Rupert Brooke was still an apprentice poet in 1915 when he died, aged 28, of blood poisoning, having never seen the military action he had romanticised in the five sonnets that culminate in The Soldier. He had worked devotedly to perfect his writing since his schooldays, but the various strands of his talent were never brought together, and his self-dramatising tendencies remained like a lingering adolescence. He was an above-average Edwardian poet who might have travelled farther towards modernism had he lived, though it's perhaps more likely that he would have turned to the novel.
His prosodic instincts are conventional, but his imaginative world is richer than the anthology favourites suggest. More than once he risked unglamorous and even grotesque poetic subjects (A Channel Passage describes seasickness, for example), and he might have made an excellent war poet, instead of a vacuously patriotic one, had he written not from the position of innocence but from experience. In this week's poem, Heaven, he shows a rather nice line in succinct, neo-Augustan satire. Some corner of English poetry will be, forever, The Soldier – but Heaven is a more deserving and original candidate for immortality.
There's also an earlier poem about fish (called, simply, Fish), suggesting that Brooke had a real affinity with these creatures. Fish becomes overblown when metaphor swamps observation and the fish turns into a strange symbol of oceanic youthful ecstasy ("You know the sigh, the song of love!" etc), but it contains some good if unpolished writing: "In a cool curving world he lies/ and ripples with dark ecstasies./ The kind luxurious lapse and steal/ shapes (sic) all his universe to feel/ And know and be; the clinging stream/ Closes his memory, glooms his dream …" The fish, perfectly at one with his curving world, "fades to some dank sufficient heaven" – and perhaps this is where the idea for the later poem begins.
In Heaven, the imagination-loaded fish has been scaled, scrubbed, gutted, and picked to a clean skeleton. The earlier poem furnished the fish-mind with the exquisite sensuous experience of a young poet in love; this poem humanises the fish-mind so as to mock pious silliness. It couldn't accurately be called a revision, because it's a completely different poem. However, the earlier poem surely laid the foundation of Brooke's technical assurance here. There is no struggle: he says what he wants to say wittily and memorably.
In fact, he mocks the literary excesses that he himself too often enjoyed.
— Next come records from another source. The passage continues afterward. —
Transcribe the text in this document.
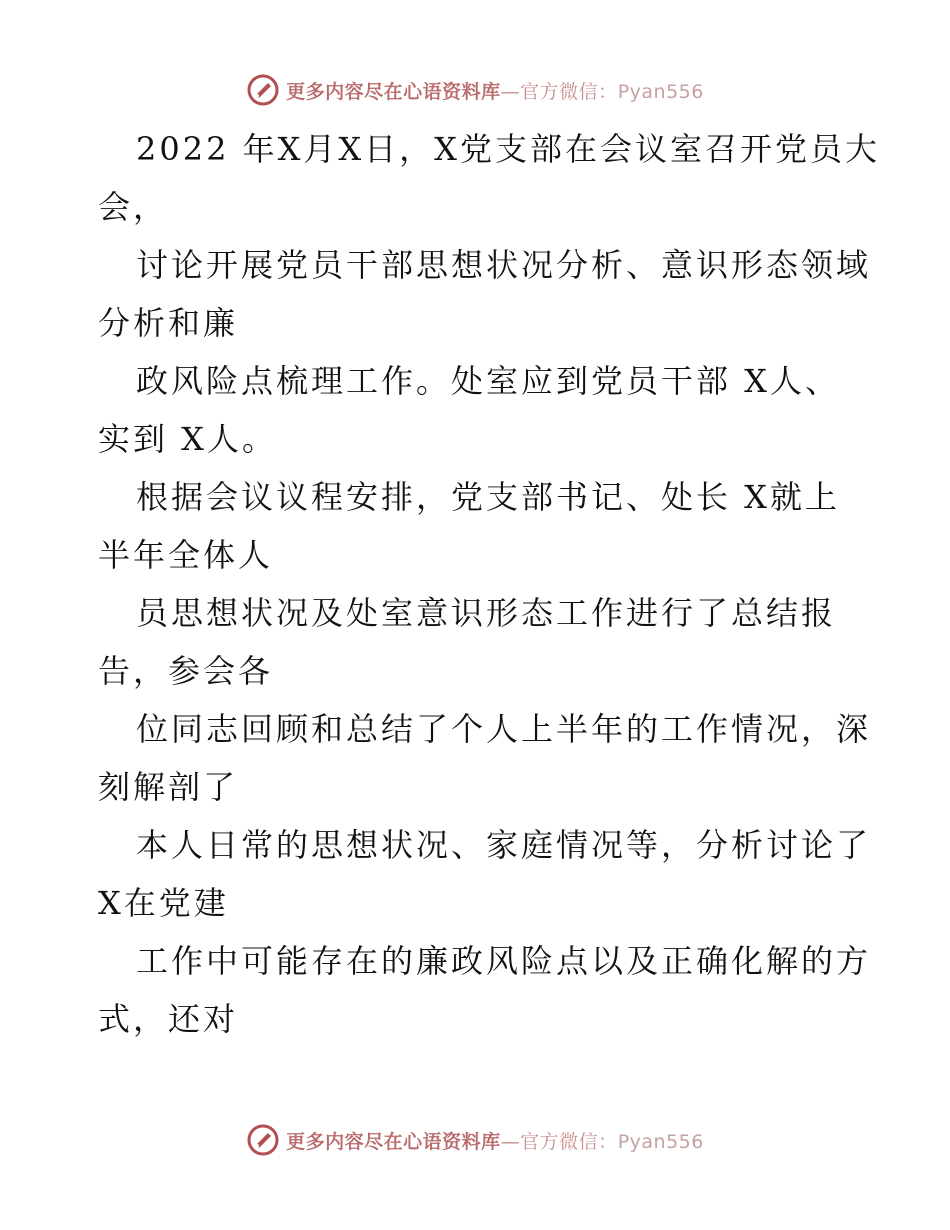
更多内容尽在心语资料库—官方微信：Pyan556
2022 年X月X日，X党支部在会议室召开党员大
会，
讨论开展党员干部思想状况分析、意识形态领域
分析和廉
政风险点梳理工作。处室应到党员干部 X人、
实到 X人。
根据会议议程安排，党支部书记、处长 X就上
半年全体人
员思想状况及处室意识形态工作进行了总结报
告，参会各
位同志回顾和总结了个人上半年的工作情况，深
刻解剖了
本人日常的思想状况、家庭情况等，分析讨论了
X在党建
工作中可能存在的廉政风险点以及正确化解的方
式，还对
更多内容尽在心语资料库—官方微信：Pyan556
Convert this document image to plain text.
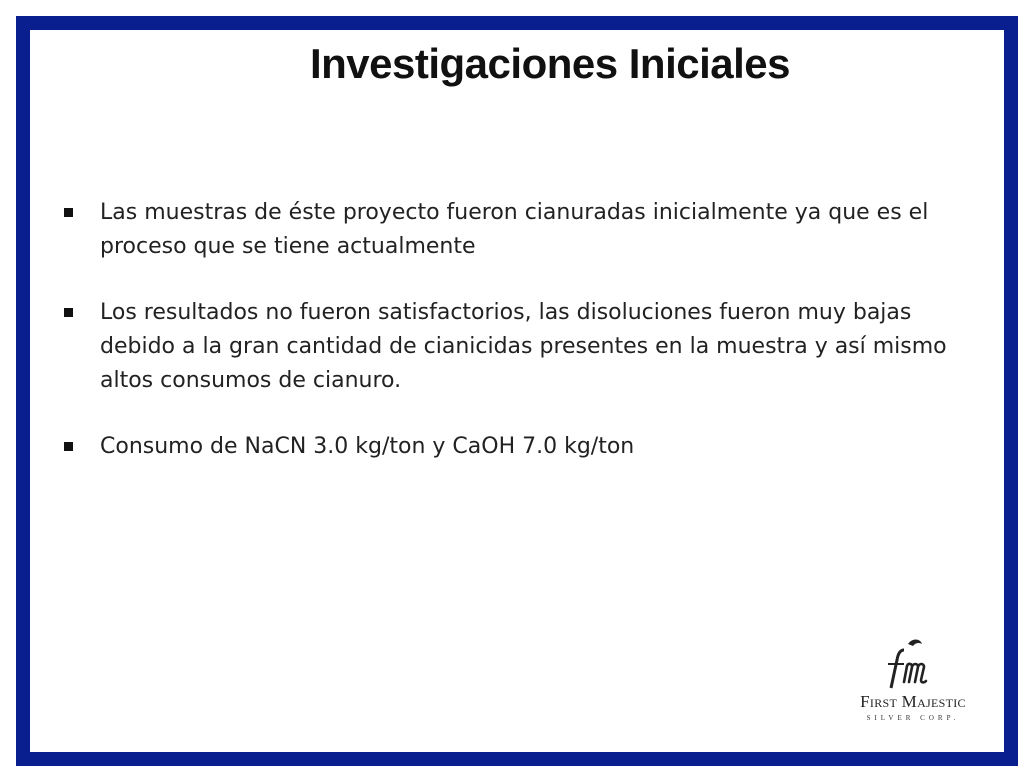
Investigaciones Iniciales
Las muestras de éste proyecto fueron cianuradas inicialmente ya que es el proceso que se tiene actualmente
Los resultados no fueron satisfactorios, las disoluciones fueron muy bajas debido a la gran cantidad de cianicidas presentes en la muestra y así mismo altos consumos de cianuro.
Consumo de NaCN 3.0 kg/ton y CaOH 7.0 kg/ton
First Majestic
SILVER CORP.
There are numerous bathetic exclamations and near-oxymoronic phrases such as "paradisal grubs", "unfading moths" and "the worm that never dies," exposing the shoddier rhetorical sides of both piety and poetry. The vocabulary is rich, but simple enough, with the tendency to use fancy verbiage outgrown, or at least wisely channelled. "Squamous" is both exact and unexpected, and beautifully placed in the list of deific adjectives.
The poem about seasickness (and, of course, love), A Channel Passage, ends with the awkwardly comical, even comically awkward, couplet:
"And still the sick ship rolls. It's hard, I tell ye,/ To choose 'twixt love and nausea, heart and belly." Brooke's risky, and badly handled, honesty to experience is a mature virtue in the making. It's a quality worlds away from sentimentality and jingoism, and would have made him into a different and far more considerable writer than the one we remember.
Heaven
Fish (fly-replete, in depth of June,
Dawdling away their wat'ry noon)
Ponder deep wisdom, dark or clear,
Each secret fishy hope or fear.
Fish say, they have their Stream and Pond;
But is there anything Beyond?
This life cannot be All, they swear,
For how unpleasant if it were!
One may not doubt that, somehow, Good
Shall come of Water and of Mud;
And, sure, the reverent eye must see
A Purpose in Liquidity.
We darkly know, by Faith we cry,
The future is not Wholly Dry.
Mud unto mud! – Death eddies near –
Not here the appointed End, not here!
But somewhere, beyond Space and Time,
Is wetter water, slimier slime!
And there (they trust) there swimmeth One
Who swam ere rivers were begun,
Immense, of fishy form and mind,
Squamous, omnipotent and kind;
And under that Almighty Fin,
The littlest fish may enter in.
Oh! Never fly conceals a hook,
Fish say, in the Eternal Brook,
But more than mundane weeds are there,
And mud, celestially fair;
Fat caterpillars drift around,
And Paradisal grubs are found;
Unfading moths, immortal flies,
And the worm that never dies.
And in that Heaven of all their wish,
There shall be no more land, say fish.
(1913)
• The Collected Poems of Rupert Brooke, with an introduction by Gavin Ewart, and including Edward Marsh's valedictory Memoir, were published by Macmillan in 1992.